鹧鸪天(寒日萧萧上锁窗) - 李清照
鷓鴣天(しゃっこてん)(寒日萧萧上锁窗) - 李清照(り せいしょう)
鹧鸪天(寒日萧萧上锁窗) - 李清照
鷓鴣天(しゃっこてん)(寒日萧萧上锁窗) - 李清照(り せいしょう)
「鷓鴣天(寒日萧萧上锁窗)」は、宋代を代表する女流詞人・李清照(り せいしょう)の作品の一つです。詞牌である「鷓鴣天(しゃっこてん)」の調べに乗せて、夕陽の光と冷たい風、そして別離の憂いや孤独感が繊細に描かれています。

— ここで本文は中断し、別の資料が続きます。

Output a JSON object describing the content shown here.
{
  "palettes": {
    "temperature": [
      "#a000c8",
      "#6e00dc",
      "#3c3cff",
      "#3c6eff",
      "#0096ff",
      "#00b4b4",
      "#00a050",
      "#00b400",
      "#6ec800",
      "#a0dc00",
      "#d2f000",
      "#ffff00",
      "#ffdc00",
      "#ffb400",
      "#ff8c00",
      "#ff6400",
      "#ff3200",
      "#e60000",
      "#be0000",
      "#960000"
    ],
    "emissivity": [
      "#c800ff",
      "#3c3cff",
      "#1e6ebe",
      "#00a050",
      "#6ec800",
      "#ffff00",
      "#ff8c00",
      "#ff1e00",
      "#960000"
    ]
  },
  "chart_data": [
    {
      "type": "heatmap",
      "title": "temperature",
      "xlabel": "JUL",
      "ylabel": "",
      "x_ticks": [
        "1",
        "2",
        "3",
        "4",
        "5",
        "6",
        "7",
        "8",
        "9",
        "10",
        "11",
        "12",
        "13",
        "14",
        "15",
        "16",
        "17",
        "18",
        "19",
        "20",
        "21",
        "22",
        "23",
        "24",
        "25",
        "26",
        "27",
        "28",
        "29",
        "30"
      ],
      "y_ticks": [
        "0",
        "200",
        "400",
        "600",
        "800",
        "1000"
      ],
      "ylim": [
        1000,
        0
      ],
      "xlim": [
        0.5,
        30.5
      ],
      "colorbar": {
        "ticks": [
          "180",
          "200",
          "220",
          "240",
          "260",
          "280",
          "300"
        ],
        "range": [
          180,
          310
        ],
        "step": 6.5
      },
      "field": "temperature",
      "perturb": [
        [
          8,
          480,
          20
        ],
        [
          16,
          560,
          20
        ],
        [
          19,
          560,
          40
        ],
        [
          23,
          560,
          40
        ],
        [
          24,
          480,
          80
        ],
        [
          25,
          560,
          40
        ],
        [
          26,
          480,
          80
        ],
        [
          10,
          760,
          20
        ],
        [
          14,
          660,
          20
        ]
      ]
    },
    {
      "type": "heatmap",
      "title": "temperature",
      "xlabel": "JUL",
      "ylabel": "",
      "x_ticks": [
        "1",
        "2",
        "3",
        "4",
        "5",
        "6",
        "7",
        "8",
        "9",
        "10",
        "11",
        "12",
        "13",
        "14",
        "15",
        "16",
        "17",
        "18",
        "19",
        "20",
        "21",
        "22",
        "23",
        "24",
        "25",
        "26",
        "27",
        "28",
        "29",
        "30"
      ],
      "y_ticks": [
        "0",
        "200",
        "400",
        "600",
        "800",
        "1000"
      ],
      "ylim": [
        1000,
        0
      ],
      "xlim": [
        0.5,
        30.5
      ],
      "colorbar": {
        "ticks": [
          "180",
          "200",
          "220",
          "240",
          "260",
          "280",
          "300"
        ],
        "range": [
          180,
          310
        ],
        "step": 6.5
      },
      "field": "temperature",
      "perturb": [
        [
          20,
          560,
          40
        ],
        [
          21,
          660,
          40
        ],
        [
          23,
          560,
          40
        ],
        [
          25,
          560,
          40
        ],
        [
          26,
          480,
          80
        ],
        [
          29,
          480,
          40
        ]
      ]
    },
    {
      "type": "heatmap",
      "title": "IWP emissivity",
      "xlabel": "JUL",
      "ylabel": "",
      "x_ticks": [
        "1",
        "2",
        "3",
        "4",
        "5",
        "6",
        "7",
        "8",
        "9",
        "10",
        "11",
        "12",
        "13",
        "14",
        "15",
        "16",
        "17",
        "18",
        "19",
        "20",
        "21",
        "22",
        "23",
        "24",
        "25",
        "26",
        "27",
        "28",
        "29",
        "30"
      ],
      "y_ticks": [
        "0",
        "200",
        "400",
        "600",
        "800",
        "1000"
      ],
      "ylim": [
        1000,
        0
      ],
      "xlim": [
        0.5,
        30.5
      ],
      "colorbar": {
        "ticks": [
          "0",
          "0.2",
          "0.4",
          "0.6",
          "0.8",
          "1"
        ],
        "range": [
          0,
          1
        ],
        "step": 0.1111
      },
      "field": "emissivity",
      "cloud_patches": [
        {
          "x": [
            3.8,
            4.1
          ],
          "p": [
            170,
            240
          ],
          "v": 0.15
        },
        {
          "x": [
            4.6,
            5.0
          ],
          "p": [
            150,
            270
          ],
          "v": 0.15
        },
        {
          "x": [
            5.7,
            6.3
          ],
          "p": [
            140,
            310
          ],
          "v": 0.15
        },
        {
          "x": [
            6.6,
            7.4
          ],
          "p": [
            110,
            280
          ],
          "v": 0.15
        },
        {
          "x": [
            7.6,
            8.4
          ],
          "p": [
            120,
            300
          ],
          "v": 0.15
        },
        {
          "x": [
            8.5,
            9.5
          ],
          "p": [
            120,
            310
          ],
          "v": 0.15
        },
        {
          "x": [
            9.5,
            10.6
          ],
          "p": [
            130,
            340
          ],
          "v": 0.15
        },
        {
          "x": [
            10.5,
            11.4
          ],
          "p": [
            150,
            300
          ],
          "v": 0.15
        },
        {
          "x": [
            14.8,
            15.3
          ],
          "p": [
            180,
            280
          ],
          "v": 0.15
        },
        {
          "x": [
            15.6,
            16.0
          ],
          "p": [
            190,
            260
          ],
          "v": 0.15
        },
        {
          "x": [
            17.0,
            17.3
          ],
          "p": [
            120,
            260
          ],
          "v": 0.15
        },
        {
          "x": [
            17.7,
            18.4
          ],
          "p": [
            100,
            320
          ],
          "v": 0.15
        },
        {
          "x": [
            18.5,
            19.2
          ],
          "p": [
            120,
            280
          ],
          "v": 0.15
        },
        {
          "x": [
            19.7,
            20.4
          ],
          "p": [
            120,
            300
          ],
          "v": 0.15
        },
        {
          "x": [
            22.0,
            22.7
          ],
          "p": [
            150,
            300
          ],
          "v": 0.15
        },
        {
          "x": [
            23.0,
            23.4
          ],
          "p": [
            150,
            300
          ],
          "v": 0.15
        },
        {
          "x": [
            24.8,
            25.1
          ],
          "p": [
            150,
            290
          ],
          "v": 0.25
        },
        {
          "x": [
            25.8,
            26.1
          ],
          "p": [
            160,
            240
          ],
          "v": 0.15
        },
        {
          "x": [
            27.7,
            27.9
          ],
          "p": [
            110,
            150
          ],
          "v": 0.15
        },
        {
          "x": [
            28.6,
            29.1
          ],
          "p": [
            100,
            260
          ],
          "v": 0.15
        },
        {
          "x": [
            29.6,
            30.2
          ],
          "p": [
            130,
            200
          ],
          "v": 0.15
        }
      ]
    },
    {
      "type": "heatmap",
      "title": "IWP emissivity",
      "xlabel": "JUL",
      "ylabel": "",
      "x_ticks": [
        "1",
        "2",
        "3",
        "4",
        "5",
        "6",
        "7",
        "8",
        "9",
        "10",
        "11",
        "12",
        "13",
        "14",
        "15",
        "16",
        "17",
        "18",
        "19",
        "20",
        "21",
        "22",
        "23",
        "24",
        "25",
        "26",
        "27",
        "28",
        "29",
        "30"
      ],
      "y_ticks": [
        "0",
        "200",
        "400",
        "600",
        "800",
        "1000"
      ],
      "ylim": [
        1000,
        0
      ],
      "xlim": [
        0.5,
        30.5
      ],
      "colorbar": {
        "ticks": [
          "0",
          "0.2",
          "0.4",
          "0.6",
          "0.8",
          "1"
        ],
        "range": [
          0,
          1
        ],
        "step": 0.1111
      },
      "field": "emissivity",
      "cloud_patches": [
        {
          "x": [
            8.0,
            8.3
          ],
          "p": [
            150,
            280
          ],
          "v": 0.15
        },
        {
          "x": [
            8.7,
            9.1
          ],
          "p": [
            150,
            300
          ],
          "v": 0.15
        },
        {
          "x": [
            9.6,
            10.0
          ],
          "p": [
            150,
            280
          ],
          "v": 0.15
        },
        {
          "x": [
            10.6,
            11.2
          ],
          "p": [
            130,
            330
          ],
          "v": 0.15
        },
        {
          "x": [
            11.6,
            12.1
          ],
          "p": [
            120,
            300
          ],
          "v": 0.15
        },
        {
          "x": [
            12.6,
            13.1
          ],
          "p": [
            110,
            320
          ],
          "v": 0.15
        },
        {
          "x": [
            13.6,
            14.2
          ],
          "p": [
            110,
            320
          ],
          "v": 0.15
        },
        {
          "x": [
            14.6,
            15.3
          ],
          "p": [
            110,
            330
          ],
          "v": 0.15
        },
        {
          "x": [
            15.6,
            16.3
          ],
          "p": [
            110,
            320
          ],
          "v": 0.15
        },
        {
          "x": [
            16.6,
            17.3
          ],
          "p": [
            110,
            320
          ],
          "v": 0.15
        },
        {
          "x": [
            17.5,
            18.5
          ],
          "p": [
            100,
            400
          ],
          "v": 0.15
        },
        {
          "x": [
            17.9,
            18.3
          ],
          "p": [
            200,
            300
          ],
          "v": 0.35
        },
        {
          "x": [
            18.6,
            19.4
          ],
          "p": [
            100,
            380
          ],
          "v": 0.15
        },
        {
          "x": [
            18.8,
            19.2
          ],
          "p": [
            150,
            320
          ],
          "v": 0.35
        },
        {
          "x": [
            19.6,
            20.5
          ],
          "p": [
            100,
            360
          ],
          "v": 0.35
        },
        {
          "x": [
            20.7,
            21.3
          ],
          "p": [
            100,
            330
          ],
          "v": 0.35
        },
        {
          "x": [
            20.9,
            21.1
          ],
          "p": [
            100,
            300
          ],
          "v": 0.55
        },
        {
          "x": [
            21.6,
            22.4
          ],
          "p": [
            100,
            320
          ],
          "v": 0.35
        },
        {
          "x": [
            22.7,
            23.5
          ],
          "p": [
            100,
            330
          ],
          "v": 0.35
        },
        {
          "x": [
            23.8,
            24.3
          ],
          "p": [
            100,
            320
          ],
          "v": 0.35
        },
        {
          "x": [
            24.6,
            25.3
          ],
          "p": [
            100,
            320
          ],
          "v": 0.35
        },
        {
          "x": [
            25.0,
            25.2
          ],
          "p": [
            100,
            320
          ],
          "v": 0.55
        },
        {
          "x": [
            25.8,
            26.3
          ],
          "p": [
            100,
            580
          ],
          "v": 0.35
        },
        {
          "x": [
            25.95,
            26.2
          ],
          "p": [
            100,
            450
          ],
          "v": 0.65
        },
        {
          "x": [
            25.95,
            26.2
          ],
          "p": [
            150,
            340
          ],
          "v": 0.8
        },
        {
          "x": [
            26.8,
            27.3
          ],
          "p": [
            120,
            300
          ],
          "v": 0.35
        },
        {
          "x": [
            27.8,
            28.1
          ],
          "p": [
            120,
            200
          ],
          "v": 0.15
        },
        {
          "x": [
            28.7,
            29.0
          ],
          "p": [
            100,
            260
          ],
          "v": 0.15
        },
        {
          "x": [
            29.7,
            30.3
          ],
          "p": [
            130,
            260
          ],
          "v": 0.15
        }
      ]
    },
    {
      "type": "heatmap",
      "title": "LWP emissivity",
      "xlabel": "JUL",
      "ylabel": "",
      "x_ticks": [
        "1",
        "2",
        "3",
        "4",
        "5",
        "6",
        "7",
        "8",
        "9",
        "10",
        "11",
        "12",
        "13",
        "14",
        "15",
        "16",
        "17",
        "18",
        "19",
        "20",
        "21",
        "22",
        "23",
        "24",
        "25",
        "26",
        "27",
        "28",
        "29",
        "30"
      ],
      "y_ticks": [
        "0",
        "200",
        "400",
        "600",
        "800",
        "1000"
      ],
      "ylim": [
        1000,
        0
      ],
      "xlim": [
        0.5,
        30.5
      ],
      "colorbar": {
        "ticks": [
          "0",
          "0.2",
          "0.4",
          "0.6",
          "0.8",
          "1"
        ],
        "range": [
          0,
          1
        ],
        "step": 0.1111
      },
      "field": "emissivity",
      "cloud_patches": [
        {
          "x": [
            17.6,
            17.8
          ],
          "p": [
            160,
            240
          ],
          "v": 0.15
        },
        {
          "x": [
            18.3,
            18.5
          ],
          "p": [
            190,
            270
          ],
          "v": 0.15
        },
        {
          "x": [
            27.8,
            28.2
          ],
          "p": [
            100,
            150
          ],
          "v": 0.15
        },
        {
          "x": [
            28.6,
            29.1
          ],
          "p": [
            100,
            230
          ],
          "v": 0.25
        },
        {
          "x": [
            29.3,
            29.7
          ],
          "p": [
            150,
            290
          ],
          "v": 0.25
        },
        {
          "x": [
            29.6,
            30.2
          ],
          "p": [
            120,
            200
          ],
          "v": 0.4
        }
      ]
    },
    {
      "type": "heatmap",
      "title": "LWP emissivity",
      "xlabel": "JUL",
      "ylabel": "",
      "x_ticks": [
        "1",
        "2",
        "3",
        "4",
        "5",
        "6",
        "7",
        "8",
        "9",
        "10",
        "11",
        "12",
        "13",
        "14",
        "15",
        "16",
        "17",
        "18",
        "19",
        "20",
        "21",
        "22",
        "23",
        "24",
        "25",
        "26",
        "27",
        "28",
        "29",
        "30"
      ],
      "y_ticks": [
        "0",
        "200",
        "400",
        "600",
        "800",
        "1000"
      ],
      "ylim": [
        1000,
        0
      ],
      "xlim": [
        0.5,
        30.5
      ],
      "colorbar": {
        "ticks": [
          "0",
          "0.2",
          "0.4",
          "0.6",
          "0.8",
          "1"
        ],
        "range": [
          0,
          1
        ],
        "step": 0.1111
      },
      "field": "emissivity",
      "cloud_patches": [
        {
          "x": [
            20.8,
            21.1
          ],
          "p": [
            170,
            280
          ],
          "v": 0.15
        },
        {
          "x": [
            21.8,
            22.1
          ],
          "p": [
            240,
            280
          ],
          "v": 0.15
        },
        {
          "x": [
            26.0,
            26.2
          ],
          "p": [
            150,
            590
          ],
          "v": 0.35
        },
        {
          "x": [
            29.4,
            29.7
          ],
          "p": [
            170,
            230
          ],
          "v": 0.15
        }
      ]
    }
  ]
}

作品は「寒日萧萧上锁窗」という、静かながらも物寂しさを感じさせる冒頭句から始まります。冬の終わりか、あるいは寒さが残る初春の時期を思わせるような空気の中、閉ざされた窓辺や梧桐の木が、過ぎゆく季節の陰影を一層際立たせます。酒で寂しさを和らげようとする様子や、簾を巻いて外の景色に目を向けながらも、雲と夕陽のコントラストに宿る冷たさが胸に迫ります。
中盤から後半にかけては、「呵手试梅妆」や「却恨东风吹梦长」といった表現が、女性ならではの繊細な感性を示しています。梅の花のような化粧を施すことで、華やいだ気持ちになろうとしても、春の使者とも言える東風が夢をさらうように吹き抜けてしまう——そこに、希望と失意が同時に描き出されているのが印象的です。さらに、千里先にでも送りたい離愁を受け止めてくれる相手が見当たらないという嘆きが、時代の乱世や作者の個人的な境遇とも重なり、哀愁を深めます。
最後の「栏杆空对斜阳」は、手すりに寄りかかりながら眺める夕陽の美しさと、そこに癒されるどころか一層強まる孤独感を象徴的に示しています。黄昏時の光は通常、帰るべき場所や暖かい家族の団欒をイメージさせる一方、李清照の詞においては、しんみりと心に染みる哀愁の演出として機能しているのが特徴的です。
このように、本作は日常の小さな情景(梧桐の霜、東風、夕陽など)に深い感情を重ね合わせ、人生のはかなさや別離の悲しみを凝縮して表現する李清照の詞風がよく現れています。限られた字数の中に、移ろう季節感や繊細な心の動きが巧みに盛り込まれ、今なお多くの読者の心を打つ名作です。